Am 10. Dezember 1910 erfolgte die landespolizeiliche Abnahme der Straßenbahnstrecke. „In Würdigung der Bedeutung dieses Tages waren die Straßen in Ketsch geschmückt und die Straßenbahnwagen mit Girlanden und Fähnchen behangen“, schrieb die Heimatzeitung. Die Festfahrt mit Regierungsvertretern und anderen Ehrengästen startete um 8.45 Uhr in Schwetzingen. In Ketsch angekommen, hatten „an der Endstelle beim Gasthaus ,Zum Enderle’ zahlreiche Einwohner, der Gemeinderat in corpore, besonders Geladene und die Schuljugend mit den Herren Lehrern, Aufstellung genommen. Bürgermeister Karl Stratthaus hielt eine Ansprache, in der er ausführte, dass heute für die Gemeinde Ketsch die Hoffnungen eines Vierteljahrhunderts in Erfüllung gegangen seien.“

Nach dem Frühstück im „Enderle“ fuhren die Ehrengäste zurück nach Schwetzingen, um dort im „Adler“ zu feiern. „Gewiss wird der gegenseitige Handel und Wandel einen Aufschwung nehmen und besonders auch die Arbeiterschaft das neue Verkehrsmittel dankbar begrüßen“, sagte der Ketscher Bürgermeister in seiner Festrede optimistisch.

Stockende Verhandlungen

Langfristige Planungen waren der Eröffnung der Straßenbahnlinie vorausgegangnen. Bereits 1907 war in Ketsch die Frage nach einer elektrischen Bahn aufgeworfen worden. Die Verhandlungen stockten immer wieder, bevor das Projekt Gestalt annahm. „In einer Versammlung im Februar 1908 sprachen sich sämtliche Teilnehmer für die Realisierung der Straßenbahn aus“, weiß Heimatforscher Robert Fuchs zu berichten.
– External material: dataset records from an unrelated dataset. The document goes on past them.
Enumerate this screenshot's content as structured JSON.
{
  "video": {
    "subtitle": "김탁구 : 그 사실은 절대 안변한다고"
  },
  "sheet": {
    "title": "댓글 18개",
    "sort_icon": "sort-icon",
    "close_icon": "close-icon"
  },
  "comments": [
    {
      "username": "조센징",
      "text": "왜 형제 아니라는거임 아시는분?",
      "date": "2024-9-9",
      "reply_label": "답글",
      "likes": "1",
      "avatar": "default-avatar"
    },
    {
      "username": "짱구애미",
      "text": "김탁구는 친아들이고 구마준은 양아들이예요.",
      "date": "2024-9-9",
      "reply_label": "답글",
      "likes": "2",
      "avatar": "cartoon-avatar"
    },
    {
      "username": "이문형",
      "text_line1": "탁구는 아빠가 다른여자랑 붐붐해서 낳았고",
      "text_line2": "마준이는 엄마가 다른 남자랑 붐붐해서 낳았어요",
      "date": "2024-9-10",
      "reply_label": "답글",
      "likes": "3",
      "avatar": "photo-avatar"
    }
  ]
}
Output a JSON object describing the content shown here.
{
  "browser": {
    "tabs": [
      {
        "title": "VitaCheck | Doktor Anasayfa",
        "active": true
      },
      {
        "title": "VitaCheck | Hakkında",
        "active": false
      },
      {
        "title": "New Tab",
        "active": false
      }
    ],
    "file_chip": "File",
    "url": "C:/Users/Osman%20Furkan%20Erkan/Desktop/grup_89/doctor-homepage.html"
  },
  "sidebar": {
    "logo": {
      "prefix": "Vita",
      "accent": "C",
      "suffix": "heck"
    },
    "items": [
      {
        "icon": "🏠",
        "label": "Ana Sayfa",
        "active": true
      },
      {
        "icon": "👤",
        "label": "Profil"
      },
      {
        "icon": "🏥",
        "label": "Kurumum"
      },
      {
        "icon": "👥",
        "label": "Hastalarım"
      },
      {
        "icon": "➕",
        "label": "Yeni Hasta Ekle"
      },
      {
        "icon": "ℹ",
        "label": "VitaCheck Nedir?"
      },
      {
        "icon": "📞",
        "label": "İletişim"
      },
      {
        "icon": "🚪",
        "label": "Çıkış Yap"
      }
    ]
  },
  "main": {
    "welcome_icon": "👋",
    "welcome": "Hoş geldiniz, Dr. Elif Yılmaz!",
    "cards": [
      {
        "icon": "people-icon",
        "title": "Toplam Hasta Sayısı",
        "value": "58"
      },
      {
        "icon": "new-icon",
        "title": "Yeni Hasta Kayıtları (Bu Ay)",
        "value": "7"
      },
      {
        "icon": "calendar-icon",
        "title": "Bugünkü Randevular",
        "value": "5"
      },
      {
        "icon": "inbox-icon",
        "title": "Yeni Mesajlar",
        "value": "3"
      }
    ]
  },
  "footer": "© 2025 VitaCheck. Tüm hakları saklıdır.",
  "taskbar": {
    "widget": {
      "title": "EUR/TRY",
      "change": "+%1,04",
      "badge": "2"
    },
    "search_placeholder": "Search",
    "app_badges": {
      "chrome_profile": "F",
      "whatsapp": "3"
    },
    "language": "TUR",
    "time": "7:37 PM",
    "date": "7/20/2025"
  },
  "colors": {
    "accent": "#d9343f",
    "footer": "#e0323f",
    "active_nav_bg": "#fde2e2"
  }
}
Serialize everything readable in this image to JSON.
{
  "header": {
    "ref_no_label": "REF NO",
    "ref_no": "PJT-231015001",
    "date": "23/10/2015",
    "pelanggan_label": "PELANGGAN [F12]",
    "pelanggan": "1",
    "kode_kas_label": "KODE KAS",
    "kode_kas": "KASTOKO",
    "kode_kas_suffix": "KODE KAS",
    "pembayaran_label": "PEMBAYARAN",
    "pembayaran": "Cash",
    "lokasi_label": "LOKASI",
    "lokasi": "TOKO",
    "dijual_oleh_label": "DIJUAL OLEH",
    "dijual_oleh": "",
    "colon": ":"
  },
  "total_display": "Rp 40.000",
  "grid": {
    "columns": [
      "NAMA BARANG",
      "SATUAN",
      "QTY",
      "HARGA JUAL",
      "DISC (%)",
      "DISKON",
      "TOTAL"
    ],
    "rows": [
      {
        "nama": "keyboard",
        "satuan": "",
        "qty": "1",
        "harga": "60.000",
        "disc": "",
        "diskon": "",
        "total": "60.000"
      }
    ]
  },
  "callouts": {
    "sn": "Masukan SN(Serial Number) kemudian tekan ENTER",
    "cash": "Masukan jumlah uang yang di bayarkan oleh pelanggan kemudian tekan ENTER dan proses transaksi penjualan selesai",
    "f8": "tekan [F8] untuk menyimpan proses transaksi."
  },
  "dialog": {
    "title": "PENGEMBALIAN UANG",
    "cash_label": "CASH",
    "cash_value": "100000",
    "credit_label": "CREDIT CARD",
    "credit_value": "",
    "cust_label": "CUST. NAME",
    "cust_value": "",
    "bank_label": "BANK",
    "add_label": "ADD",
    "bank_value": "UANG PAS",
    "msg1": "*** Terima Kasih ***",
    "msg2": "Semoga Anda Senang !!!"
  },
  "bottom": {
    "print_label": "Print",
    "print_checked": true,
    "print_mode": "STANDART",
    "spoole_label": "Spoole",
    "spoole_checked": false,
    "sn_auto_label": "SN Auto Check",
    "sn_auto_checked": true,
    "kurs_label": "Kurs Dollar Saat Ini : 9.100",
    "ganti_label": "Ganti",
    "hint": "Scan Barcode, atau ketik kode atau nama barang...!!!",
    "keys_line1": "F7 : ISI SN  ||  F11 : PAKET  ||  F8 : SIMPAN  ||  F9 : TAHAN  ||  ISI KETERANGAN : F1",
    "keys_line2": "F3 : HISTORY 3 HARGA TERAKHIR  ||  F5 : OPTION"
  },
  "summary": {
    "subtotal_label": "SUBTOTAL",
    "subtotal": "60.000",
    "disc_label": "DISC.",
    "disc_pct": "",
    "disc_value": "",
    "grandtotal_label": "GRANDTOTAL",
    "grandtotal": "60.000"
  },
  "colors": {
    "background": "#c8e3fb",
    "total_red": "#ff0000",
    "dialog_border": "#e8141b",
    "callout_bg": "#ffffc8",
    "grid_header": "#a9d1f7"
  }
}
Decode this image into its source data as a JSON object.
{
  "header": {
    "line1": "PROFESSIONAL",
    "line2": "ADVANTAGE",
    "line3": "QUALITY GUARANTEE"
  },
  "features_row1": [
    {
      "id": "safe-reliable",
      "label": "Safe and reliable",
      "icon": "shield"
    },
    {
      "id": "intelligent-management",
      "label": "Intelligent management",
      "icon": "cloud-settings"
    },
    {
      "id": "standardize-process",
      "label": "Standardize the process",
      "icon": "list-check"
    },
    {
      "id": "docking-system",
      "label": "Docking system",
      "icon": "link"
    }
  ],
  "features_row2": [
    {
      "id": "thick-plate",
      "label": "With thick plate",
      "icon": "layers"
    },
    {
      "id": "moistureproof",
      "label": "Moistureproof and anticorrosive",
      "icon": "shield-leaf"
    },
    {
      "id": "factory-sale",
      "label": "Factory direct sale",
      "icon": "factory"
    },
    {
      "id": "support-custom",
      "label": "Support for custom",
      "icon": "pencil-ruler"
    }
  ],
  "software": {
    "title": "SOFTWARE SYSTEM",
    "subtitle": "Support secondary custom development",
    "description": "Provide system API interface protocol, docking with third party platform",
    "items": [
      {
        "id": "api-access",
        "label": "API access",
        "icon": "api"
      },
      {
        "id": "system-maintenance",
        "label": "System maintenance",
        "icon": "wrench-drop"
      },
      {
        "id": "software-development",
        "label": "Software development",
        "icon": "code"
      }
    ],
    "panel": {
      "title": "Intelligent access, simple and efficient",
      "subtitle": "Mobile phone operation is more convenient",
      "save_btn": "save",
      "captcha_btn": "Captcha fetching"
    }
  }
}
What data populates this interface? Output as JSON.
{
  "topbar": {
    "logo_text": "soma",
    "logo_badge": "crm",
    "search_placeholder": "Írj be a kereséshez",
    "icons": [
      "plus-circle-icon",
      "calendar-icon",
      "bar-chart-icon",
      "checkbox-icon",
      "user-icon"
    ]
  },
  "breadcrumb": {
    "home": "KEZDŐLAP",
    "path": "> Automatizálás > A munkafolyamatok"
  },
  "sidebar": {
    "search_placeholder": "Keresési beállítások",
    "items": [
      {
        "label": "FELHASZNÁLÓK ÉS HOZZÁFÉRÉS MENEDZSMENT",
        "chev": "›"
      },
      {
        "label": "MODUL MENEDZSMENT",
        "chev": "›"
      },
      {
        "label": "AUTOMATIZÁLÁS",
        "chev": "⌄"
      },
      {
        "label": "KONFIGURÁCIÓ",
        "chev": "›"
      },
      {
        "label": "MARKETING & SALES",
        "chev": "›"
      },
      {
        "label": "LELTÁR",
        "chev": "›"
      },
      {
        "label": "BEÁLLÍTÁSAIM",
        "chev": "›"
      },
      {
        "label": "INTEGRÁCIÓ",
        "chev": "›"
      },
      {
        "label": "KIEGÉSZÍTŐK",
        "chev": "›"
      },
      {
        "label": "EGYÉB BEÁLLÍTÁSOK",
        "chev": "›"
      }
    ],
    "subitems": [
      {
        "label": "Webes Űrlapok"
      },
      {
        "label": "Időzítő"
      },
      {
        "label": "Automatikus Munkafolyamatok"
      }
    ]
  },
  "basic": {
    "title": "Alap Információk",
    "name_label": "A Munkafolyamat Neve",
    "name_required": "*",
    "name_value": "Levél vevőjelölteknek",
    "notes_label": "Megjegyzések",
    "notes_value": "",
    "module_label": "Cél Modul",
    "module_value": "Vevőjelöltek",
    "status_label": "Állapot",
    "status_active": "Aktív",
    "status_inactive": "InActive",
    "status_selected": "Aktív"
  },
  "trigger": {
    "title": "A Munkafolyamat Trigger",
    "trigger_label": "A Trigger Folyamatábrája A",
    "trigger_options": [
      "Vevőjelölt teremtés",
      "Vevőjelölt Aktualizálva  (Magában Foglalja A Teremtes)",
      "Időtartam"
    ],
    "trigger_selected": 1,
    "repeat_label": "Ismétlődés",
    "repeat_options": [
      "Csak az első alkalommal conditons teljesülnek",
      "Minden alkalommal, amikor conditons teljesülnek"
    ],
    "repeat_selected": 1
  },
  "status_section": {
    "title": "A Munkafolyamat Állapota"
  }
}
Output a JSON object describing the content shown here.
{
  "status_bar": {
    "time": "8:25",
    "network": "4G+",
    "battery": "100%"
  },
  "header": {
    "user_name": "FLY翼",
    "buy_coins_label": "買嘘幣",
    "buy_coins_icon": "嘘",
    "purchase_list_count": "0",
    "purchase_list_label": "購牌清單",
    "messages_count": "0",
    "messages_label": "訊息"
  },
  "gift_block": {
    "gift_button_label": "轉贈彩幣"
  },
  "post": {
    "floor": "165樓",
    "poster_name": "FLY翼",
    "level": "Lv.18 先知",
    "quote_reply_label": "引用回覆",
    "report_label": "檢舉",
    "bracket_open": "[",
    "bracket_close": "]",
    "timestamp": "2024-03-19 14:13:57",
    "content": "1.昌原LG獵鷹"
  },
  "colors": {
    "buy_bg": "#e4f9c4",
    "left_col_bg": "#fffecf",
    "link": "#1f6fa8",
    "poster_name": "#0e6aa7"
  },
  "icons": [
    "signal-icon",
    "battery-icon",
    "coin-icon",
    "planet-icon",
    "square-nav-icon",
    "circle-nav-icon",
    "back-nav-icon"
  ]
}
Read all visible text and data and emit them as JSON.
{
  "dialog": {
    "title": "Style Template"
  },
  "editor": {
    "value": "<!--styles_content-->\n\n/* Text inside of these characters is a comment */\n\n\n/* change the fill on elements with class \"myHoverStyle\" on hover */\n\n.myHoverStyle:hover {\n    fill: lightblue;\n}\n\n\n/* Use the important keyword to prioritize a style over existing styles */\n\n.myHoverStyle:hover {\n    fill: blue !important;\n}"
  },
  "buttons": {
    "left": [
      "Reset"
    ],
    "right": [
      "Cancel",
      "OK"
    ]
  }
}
Im März 1908 genehmigte ein Bürgerbeschluss in Ketsch auf fünf Jahre einen Zuschuss. „Mit dem heutigen Tag beginnt für unsere beim Weltverkehr so abgelegene Gemeinde ein neuer Zeitabschnitt. Ketsch wird jetzt eine Station des Verkehrs“, war in der „Schwetzinger Zeitung“ zu lesen. Im Januar 1909 begann mit der Eröffnung des Baubüros der Rheinischen-Schuckert-Gesellschaft in Schwetzingen die Detailausarbeitung des Projekts. Im November 1909 wurde offiziell um Genehmigung zum Bau und Betrieb einer elektrischen Eisenbahn zwischen Ketsch und Schwetzingen nachgesucht. Im Dezember 1909 beurkundete das badische Ministerium die Genehmigung. „Straßen wurden aufgewühlt, Schienen eingelassen, im Ketscher Wald fielen zahlreiche Bäume längs der Straße dem Fortschritt zum Opfer“, schrieb die „Schwetzinger Zeitung“.

Und Robert Fuchs ergänzt: „Nach der Konzessionserteilung dauerte es fast ein volles Jahr, bis die Gleisbauarbeiten, die Beschaffung der Fahrzeuge und die Herstellung des Depots abgeschlossen waren. Die Baukosten betrugen insgesamt 350 000 Mark. Im Eröffnungsjahr standen drei Trieb- und zwei Beiwagen zur Verfügung.“

Die rund fünf Kilometer lange Straßenbahnlinie war eingleisig und mit Ausweichen versehen. Die Spurweite betrug einen Meter. Die Strecke verlief, am Schwetzinger Bahnhof beginnend, unter anderem durch die Carl-Theodor-Straße und Zähringer Straße. Am Umspannwerk folgte das Einbiegen in die Ketscher Landstraße.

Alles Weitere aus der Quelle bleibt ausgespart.